Программист. Глава вторая

Юрий Сычев 2
                Странные дела
    
     «Полковнику никто не пишет. Полковника никто не ждет» – несколько раз едва слышно пропел Виктор Кузьмич, посмотрев на вышедшего из подъезда его дома почтальона, с сумкой на плече.
    
     Не снимая с лица медицинской маски, он порылся в карманах и, чертыхаясь, в одном из них нашел связку ключей.
    
     «Надо бы у Валечки - провизора прикупить средство для укрепления памяти!» – пробормотал он, еще раз взглянув на удаляющуюся фигуру работника почты и поднеся чип - ключ к «дешифратору» электронного замка входной двери.
    
     Магнит кодового замка щелкнул, и резина уплотнений двери приоткрыла небольшую щель в двери, из которой в лицо Кузьмича пахнуло затхлым воздухом.
    
     Прошедший ночью проливной дождь поспособствовал жильцам подъезда пятиэтажки своей мокрой обувью повысить влажность объемов его лестничных пролетов.
    
     «Ну, вот, и антисептиками обрабатывать подъезды дома перестали. А раньше ведь даже асфальтное полотно дорог реагентами против вируса полоскали!» – горько подумал седой пенсионер, привычно заглянув в небольшие круглые отверстия на  крышке своего почтового ящика.
    
     Ничего не увидев в нем, он уже сделал парочку шагов по лестничному пролету, но что-то вдруг заставило его вернуться к голубому ящику на стене и небольшим ключиком открыть в нем дверцу.
    
     И не зря!
    
     «Черная кошка в черной комнате!» – улыбнулся ветеран, обнаружив в ящике черный конверт нестандартного размера.
    
     За всю свою долгую жизнь ему еще не довелось получать корреспонденцию в черных конвертах.
    
     Шрифт адреса получателя на конверте был белого цвета.
    
     А там, где должен был быть адрес отправителя, подняли рябь в глазах Кузьмича цифры.
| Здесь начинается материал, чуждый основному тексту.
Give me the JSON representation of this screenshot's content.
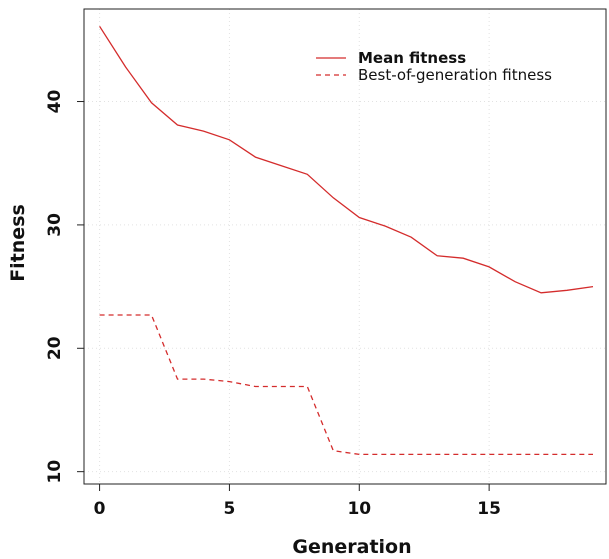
{
  "chart_data": {
    "type": "line",
    "title": "",
    "xlabel": "Generation",
    "ylabel": "Fitness",
    "xlim": [
      -0.6,
      19.5
    ],
    "ylim": [
      9,
      47.5
    ],
    "xticks": [
      0,
      5,
      10,
      15
    ],
    "yticks": [
      10,
      20,
      30,
      40
    ],
    "grid": true,
    "legend_position": "top-right",
    "x": [
      0,
      1,
      2,
      3,
      4,
      5,
      6,
      7,
      8,
      9,
      10,
      11,
      12,
      13,
      14,
      15,
      16,
      17,
      18,
      19
    ],
    "series": [
      {
        "name": "Mean fitness",
        "style": "solid",
        "color": "#d42c2c",
        "values": [
          46.1,
          42.8,
          39.9,
          38.1,
          37.6,
          36.9,
          35.5,
          34.8,
          34.1,
          32.2,
          30.6,
          29.9,
          29.0,
          27.5,
          27.3,
          26.6,
          25.4,
          24.5,
          24.7,
          25.0
        ]
      },
      {
        "name": "Best-of-generation fitness",
        "style": "dashed",
        "color": "#d42c2c",
        "values": [
          22.7,
          22.7,
          22.7,
          17.5,
          17.5,
          17.3,
          16.9,
          16.9,
          16.9,
          11.7,
          11.4,
          11.4,
          11.4,
          11.4,
          11.4,
          11.4,
          11.4,
          11.4,
          11.4,
          11.4
        ]
      }
    ]
  }
}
     Их было много – в три ряда, во всю длину конверта.
   
     Следов обычного почтового штемпеля на конверте не было.
   
     А вместо них в правом углу конверта, на месте для почтовой марки, стоял эллиптический оттиск, а в нем – овал, в котором молния несла на себе знак бесконечности.
    
     И на обратной стороне конверта - «черной метки», по его углам и в центре, стояло еще пять подобных знаков.
    
     Кузьмич еще раз внимательно прочитал, кому предназначался конверт.
    
     «Нет-нет, все правильно: письмо для меня!» – решил старичок и с конвертом в руках взбежал по ступеням третьего лестничного пролета к своей двери.
    
     Немного отдышавшись у двери, не нажимая на кнопку звонка, нарушив шутливую традицию всегда звонить себе в дверной звонок, хотя там никого и не было, открыл ключом дверь и вошел в коридор.
    
     Включив в прихожке свет и поздоровавшись шутливо сам с собой, не раздеваясь, прошел на кухню.

     Взяв в столе кухонный нож, Кузьмич аккуратно вскрыл конверт.
    
     В нем был еще один конверт, но уже обычный, белый.
    
     Конверт был явно для него: на нем значились его персональные данные (и даже данные его паспорта).
    
     По диагонали конверта шла широкая красная полоса, а в ней четко значилось: «Внимание! Прочесть после 15 ноября!»
    
     До этой даты было еще почти две недели.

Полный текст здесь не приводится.